Como podemos desenvolver mais harmonia em nosso lar?

A harmonia começa em nós mesmos, depois emana para as pessoas e por fim para o grupo. Para obtermos harmonia no lar é essencial que reservemos tempo para ponderar e refletir individualmente sobre o que mais desejamos para nós mesmos e nossa família. Tal investimento nos proporcionará um cabo salva-vidas e uma perspectiva que nos ajudará em tempos difíceis. Um lar precisa de regras, se as mesmas forem elaboradas de forma clara e aplicadas de maneira justa e consistente, a família terá um porto seguro afastado das influências externas não desejadas. Meu pai tinha uma excelente virtude que o ajudou muito a lidar com dificuldades: antes de expor seus pensamentos subjetivos ou opiniões prévias, ele, primeiramente, observava as pessoas. Quando me esforço para fazer o mesmo e me coloco no lugar de meu filho, não fico na defensiva ou tão concentrado em mim mesmo; ao contrário, consigo lidar com as situações de modo muito mais objetivo e com o desejo de aperfeiçoar a família. Atenção pessoal e apoio positivo dado por um pai ou uma mãe a seus filhos individualmente aumentam a autoestima e a compreensão de que eles são importantes. A fim de adaptar às constantes mudanças na dinâmica de minha família, descobri que reunir em conselhos individuais e familiares com meus filhos é vital para manter uma boa comunicação e o bem-estar de todos. É uma experiência especialmente recompensadora em âmbito pessoal. Todos devem concordar com um padrão para tais conselhos, nos quais todos possam expressar seus pensamentos e suas preocupações sem restrição. Um resultado harmonioso nem sempre vai ocorrer de imediato, mas se o processo for repetido e receber a devida atenção, a família começará a se comunicar melhor e com o tempo florescerá um ambiente mais tranquilo e amoroso.

Como vivo minha fé

Minha fé emana de um senso inato de pertencer a um grupo, acalentado por pais amorosos e mentores cuidadosos.
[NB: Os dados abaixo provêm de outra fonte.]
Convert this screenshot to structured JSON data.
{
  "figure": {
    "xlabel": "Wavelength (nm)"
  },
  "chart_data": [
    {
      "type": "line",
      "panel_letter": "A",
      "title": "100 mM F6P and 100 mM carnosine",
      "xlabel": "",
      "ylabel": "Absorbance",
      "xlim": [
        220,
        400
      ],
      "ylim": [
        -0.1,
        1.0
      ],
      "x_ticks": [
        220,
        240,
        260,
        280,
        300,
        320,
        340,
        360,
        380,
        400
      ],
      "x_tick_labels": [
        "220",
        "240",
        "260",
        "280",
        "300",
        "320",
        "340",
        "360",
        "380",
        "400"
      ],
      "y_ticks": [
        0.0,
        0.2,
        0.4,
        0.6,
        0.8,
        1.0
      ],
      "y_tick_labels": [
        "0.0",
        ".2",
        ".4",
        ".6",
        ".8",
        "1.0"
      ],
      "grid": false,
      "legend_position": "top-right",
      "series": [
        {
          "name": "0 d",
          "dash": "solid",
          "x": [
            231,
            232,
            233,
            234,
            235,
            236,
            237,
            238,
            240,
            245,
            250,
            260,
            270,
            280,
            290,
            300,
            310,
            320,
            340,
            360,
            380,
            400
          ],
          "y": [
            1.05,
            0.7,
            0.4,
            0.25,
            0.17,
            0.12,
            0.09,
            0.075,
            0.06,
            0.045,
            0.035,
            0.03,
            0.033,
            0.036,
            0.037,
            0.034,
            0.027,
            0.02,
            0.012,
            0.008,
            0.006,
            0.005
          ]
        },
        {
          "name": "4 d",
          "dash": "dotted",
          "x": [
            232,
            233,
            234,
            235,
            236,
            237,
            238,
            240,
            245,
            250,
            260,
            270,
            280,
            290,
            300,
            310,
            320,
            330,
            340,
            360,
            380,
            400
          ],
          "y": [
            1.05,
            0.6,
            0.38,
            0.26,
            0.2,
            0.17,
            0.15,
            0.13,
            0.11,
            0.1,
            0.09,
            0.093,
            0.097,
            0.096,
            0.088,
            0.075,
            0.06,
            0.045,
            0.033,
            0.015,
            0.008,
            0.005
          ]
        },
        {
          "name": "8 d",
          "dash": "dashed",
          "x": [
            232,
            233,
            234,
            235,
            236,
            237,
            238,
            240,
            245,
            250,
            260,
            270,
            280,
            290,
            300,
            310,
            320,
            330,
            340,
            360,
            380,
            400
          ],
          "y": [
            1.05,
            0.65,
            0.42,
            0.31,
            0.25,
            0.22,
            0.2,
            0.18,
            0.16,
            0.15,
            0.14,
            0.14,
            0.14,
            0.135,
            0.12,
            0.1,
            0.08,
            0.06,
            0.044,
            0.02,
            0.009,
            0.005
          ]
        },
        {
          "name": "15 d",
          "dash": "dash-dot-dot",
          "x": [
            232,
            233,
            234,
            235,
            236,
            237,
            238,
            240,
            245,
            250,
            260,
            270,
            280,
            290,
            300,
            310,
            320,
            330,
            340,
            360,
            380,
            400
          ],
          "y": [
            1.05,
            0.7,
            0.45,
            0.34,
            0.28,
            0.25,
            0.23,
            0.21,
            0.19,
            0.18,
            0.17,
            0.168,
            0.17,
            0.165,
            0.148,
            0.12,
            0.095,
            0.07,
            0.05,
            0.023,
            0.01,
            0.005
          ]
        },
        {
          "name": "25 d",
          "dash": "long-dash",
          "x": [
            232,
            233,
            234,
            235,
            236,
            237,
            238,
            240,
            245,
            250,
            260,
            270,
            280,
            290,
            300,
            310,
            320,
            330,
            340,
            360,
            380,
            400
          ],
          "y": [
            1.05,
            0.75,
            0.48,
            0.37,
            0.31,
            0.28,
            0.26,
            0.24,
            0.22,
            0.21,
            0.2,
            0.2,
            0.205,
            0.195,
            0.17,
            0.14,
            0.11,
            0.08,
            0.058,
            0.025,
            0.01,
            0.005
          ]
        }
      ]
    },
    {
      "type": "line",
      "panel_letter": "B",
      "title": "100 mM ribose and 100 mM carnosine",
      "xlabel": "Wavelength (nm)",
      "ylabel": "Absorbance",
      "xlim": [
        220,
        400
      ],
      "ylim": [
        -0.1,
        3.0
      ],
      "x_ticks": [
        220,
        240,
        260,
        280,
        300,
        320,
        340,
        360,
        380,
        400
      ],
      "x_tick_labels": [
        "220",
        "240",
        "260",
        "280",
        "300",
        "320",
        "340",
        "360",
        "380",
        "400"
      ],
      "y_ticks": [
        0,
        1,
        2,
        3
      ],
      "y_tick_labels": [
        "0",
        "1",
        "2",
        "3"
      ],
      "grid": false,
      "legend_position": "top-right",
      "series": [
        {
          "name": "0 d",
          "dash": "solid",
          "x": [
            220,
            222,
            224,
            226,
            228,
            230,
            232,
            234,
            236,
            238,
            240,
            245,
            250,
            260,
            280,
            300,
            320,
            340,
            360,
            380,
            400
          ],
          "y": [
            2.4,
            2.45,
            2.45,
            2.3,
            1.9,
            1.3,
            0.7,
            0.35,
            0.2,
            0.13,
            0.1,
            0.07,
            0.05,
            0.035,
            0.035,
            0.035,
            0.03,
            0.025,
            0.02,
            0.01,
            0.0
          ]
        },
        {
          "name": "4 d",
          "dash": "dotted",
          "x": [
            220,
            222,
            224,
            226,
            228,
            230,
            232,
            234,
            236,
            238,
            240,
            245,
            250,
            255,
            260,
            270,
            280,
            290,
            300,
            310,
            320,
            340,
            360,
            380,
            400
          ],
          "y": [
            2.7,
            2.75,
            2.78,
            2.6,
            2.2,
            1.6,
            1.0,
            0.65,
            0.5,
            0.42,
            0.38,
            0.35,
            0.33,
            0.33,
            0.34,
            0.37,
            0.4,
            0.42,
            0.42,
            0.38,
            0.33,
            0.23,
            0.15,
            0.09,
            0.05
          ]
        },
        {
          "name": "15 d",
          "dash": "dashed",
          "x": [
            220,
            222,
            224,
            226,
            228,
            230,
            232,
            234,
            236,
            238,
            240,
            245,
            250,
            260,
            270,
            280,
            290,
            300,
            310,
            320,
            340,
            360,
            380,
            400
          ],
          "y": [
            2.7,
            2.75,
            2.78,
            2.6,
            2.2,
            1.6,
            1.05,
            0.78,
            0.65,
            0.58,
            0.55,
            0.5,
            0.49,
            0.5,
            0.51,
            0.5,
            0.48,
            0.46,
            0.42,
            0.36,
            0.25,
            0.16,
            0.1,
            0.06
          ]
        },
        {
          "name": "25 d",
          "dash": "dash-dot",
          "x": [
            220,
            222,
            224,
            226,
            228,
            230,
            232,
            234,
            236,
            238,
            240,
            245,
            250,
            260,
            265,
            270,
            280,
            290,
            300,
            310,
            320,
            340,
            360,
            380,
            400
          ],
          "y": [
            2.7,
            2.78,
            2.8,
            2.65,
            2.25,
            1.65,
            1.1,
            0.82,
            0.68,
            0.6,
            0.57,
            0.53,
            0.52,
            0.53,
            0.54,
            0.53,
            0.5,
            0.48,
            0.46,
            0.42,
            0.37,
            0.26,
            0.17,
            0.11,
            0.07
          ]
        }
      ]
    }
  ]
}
Eu vivo essa fé por escolha própria, mas essa escolha é fortalecida pela grande responsabilidade que tenho por meus filhos. É fortalecida pela bondade inata evidente nas culturas e nos grupos étnicos que tive o privilégio de conhecer — e pelas gerações que respeitam o que seus antepassados pensaram estar perdido, e que se sacrificaram para garanti-lo a sua progênie. Muitas vezes, meus erros são meus melhores professores e conselheiros. À medida que fico mais velho, minha fé é renovada com as constantes mudanças entre momentos alegres e difíceis. Essas experiências me ajudam a refletir nas bênçãos que tenho assim como nas que passaram despercebidas e novos desafios são encarados com esperança e o desejo de julgar menos enquanto me concentro naquilo que posso mudar em mim mesmo.